Este día de hoy vamos a dedicarlo a bajar a Lower Manhattan a hacer unos encargos y a subir Broadway a pata hasta que nos cansemos. Los encargos quedan cumplidos en un ratito y comenzamos la subida desde la Trinity Church hasta Union Square, tomando la medida a Manhattan, que no es tan grande como piensa uno desde casa, cuando Nueva York es un lugar mítico que no pertenece al mundo real y en el que viven los otros. A partir de ahora, dejará de ser un lugar legendario en nuestras mentes, y cuando escuchemos Soho, West 4 o Chelsea, tendremos una idea exacta del dónde, el cómo de grande y el qué clase de gente deambula por allí, sintiéndonos cateta y deliciosamente parte de la parte del mundo que importa. Esa misma tarde, esperando la hora de embarque en el aeropuerto, empiezo By nightfall de Michael Cunningham y me regocijo de leer Mercer St. y Columbus Circle, estrenando el placer grande de leer y saber qué lugares son esos como cuando uno viene a vivir a Madrid y lee las divertidísimas novelas de Galdós.
El día se va con el paseo, un masaje de 10 minutes/10$ que dan unas chinas junto a la Strand, hacer la maleta, cerrar el círculo comiendo en El Malecón y trasponer al aeropuerto en metro (viajecito de casi hora y media).
Tras un vuelo coñazo y sumamente incómodo —que sale por retraso porque la tripulación ha llegado tarde, lo cual desencadena un retraso adicional porque en Barajas nos hacen esperar para tomar tierra— llegamos a casa, abandonamos las maletas y repasamos las fotos disfrutando del confort del hogar. Qué distinto es volar a la ida de volar a la vuelta.
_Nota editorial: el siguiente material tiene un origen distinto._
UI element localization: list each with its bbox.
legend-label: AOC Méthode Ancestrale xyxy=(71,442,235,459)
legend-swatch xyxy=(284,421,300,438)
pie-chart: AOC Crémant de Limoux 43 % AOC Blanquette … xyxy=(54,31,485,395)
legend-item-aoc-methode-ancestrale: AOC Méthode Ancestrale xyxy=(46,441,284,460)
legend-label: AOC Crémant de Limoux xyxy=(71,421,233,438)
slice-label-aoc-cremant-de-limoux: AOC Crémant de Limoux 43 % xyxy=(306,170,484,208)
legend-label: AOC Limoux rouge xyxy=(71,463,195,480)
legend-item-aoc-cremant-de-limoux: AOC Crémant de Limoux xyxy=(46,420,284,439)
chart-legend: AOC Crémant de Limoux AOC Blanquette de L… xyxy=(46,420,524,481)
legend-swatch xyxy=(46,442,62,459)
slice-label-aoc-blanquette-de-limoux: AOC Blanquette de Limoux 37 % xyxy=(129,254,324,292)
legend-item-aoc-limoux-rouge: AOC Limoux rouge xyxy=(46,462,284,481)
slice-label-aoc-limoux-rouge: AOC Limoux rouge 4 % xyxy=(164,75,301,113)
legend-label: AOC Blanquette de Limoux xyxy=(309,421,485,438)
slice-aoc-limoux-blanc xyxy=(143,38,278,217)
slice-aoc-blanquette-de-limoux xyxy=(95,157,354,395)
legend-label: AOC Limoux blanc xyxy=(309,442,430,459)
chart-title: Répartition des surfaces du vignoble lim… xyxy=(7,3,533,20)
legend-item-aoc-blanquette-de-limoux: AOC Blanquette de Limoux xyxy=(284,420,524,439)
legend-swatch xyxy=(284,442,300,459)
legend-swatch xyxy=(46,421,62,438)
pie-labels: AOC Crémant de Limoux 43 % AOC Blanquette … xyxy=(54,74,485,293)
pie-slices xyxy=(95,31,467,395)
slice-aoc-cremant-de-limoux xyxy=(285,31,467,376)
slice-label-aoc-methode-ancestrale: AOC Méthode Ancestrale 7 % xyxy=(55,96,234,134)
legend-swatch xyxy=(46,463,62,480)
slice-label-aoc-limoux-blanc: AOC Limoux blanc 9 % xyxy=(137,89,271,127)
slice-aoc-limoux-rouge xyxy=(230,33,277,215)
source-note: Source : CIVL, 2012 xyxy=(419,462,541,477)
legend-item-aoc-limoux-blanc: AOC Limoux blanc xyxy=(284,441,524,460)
Gracias a todos ustedes que nos guiaron y aconsejaron haciendo de estos días algo mucho más sabroso, divertido, fácil y provechoso. Y gracias sobre todo a María Antonia, nuestra anfitriona, por su amabilidad, su paciencia, su casa y su compañía; por este enorme regalo que nos has hecho. Un beso grande.


miércoles, 15 de junio de 2011

9/5/2011 - Nueva York, día 10.

Hoy, nuestro último día completo en Nueva York está dedicado a una de las partes más apetitosas, el Midtown East. Y les adelanto que además de uno de los más encantadores lugares de la city se trata sin duda de la zona donde los hombres son más hermosotes o están más buenorros, escoja usted la opción que más se adecúe a su sensibilidad.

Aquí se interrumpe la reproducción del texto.